Drink and eat beyond the usual old red / white accords

Vintage Pacific NW: We’re revisiting some of our favorite stories from some of our favorite former magazine contributors. Check back weekly for timeless classics focused on diet, fitness, gardening, and more.

Originally published September 9, 1984
By Tom Stockley, Former Associate Editor of Pacific Magazine

A FEW YEARS AGO, a New York wine writer, tired of wondering which wine went with which dish, recorded this message on his phone: “I’m away from the phone right now. But if it’s an emergency, it’s white wine with fish and red with meat.

Funny as it may sound, it was typical of the advice available on food and wine pairing with meals. Even wine books are so generalized that the information is sometimes useless.

Suggesting a chardonnay with seafood, for example, ignores the fact that salmon, a rich, oily fish, pairs well with light red wines. Or, white wine with chicken, a universal suggestion, skips the fact that the chicken might have been prepared in a port sauce and therefore calls for a red wine.

Enter a new booklet, “Wine and Dine,” written and published in Washington State. It focuses on the food and wine pairing, and it’s right on the mark. Captioned “A Culinary Guide to Washington State Wines,” the paperback was written by Lynn Crook, owner of a cooking school in Eastern Washington, and was funded by the Department of agriculture in Washington State.

“Beyond the maxim of pairing red wine with red meat and white wine with white meat and seafood, there were two sources of inspiration for these recipes,” writes Crook in the preface to the delivered. “First, wine flavor associations, food terms used to describe the smell or taste of wine, recipe suggestions. For example, the hint of green olive in a cabernet sauvignon inspired a recipe for braised duck with green olives, while the apple scent of a chardonnay inspired a dish of chicken with apples.

In addition, Crook studied the natural affinities of wine, those classic food and wine pairings that have worked well over the years, such as trout riesling or roast beef or lamb cabernet sauvignon. But rather than accepting proven combinations, she discusses the reasoning behind the choice, taking into account the acidity, components and flavors of each wine.

Finally, and this may be a first, she discovered new food associations for our local wines, such as merlot with grilled salmon, and semillon with veal and scallops. As for this age-old question, she concludes that with higher acidity and stronger varietal character, Washington State wines pair well with delicate and spicy Chinese dishes.

But, because the book is first and foremost a cookbook, there are innovative ideas for combining flavors in recipes. Here is a sample of its orientations:

“Any chicken dish made with ginger, apples and cream is meant for a chardonnay,” writes Crook. “Try this recipe and see how the fresh ginger enhances the wine, the apples take over the apple flavor combination of the wine, and the cream balances the acidity of the chardonnay while complementing its richness.”
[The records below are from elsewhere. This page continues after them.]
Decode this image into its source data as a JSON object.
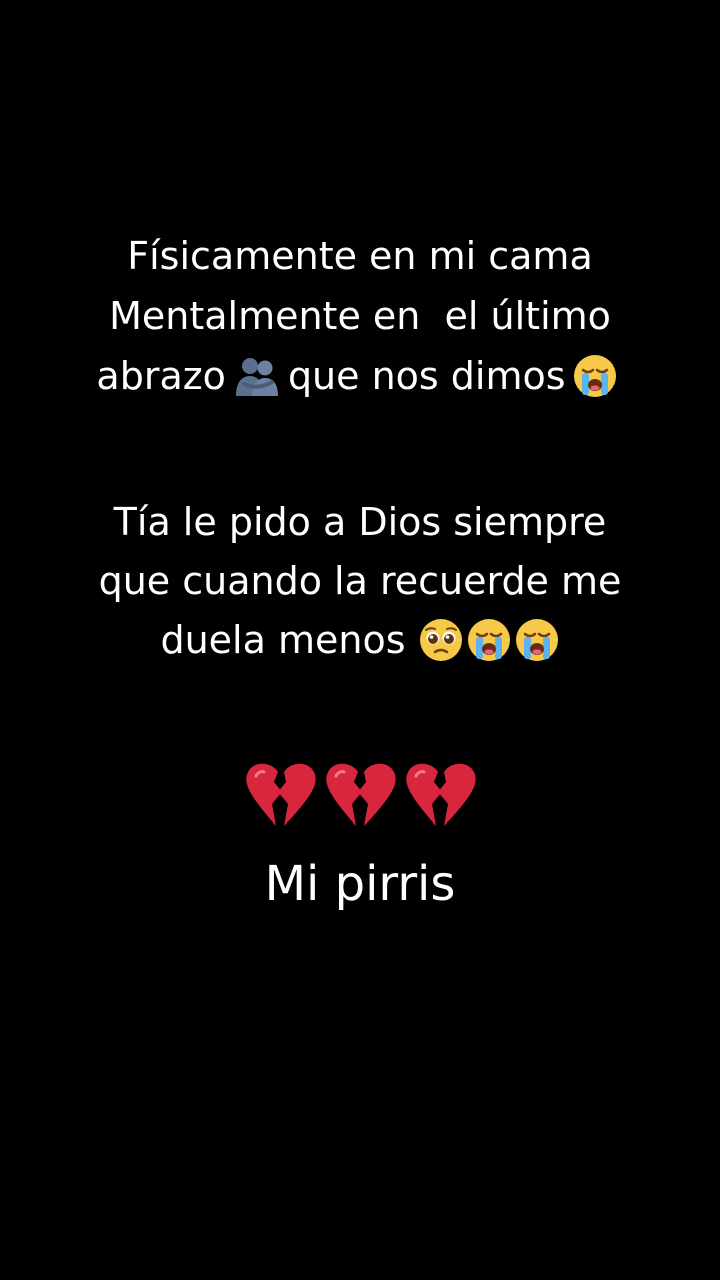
{
  "colors": {
    "background": "#000000",
    "text": "#ffffff"
  },
  "stanza1": {
    "line1": "Físicamente en mi cama",
    "line2": "Mentalmente en  el último",
    "line3_before": "abrazo",
    "line3_middle": "que nos dimos",
    "line3_icons": [
      "people-hugging-icon",
      "loudly-crying-face-icon"
    ]
  },
  "stanza2": {
    "line1": "Tía le pido a Dios siempre",
    "line2": "que cuando la recuerde me",
    "line3": "duela menos",
    "line3_icons": [
      "pleading-face-icon",
      "loudly-crying-face-icon",
      "loudly-crying-face-icon"
    ]
  },
  "hearts": [
    "broken-heart-icon",
    "broken-heart-icon",
    "broken-heart-icon"
  ],
  "signature": "Mi pirris"
}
Of the following Red Snapper with Merlot recipe, Crook writes: “As with most fish or chicken dishes served with red wine, this wine is used in the preparation of the dish. Tomatoes give the fish the acidity necessary for the wine, while the seasoning emphasizes the spiciness of the wine. It makes a very attractive presentation if prepared with a whole fish.

Red snapper with merlot
4 to 6 servings

1 pound of red snapper, whole or in fillets
Plain flour
2 tablespoons of olive oil
1 medium onion, diced
3 stalks of celery, diced
2 garlic cloves, chopped
2 cups canned tomatoes, drained and diced
3 bay leaves
1 teaspoon crushed sweet basil
½ cup of merlot
1½ teaspoon chili powder, or to taste
2 teaspoons of Worcestershire sauce
6 mushrooms
Salt and pepper to taste
1 lemon, sliced
Italian parsley and lemon wedges for garnish

1. Rinse the fish and pat dry, then sprinkle with flour. Arrange the fish in a lightly oiled oval dish. Put aside.
2. Heat the 2 tablespoons of olive oil in a sauté pan.
3. Add onion, celery and garlic and sauté, stirring, until onion is just translucent and celery is still crisp.
4. Add the rest of the ingredients except the sliced ​​lemon and garnish, and bring to a boil.
5. Pour this mixture over the fish and arrange the sliced ​​lemon over the fish.
6. Bake at 350 degrees 20 to 25 minutes for fillets, and up to 40 minutes for whole fish. Check doneness by crumbling with a fork.
7. Remove the bay leaves and serve over rice. Garnish with Italian parsley and lemon wedges.

Leave A Reply

Your email address will not be published.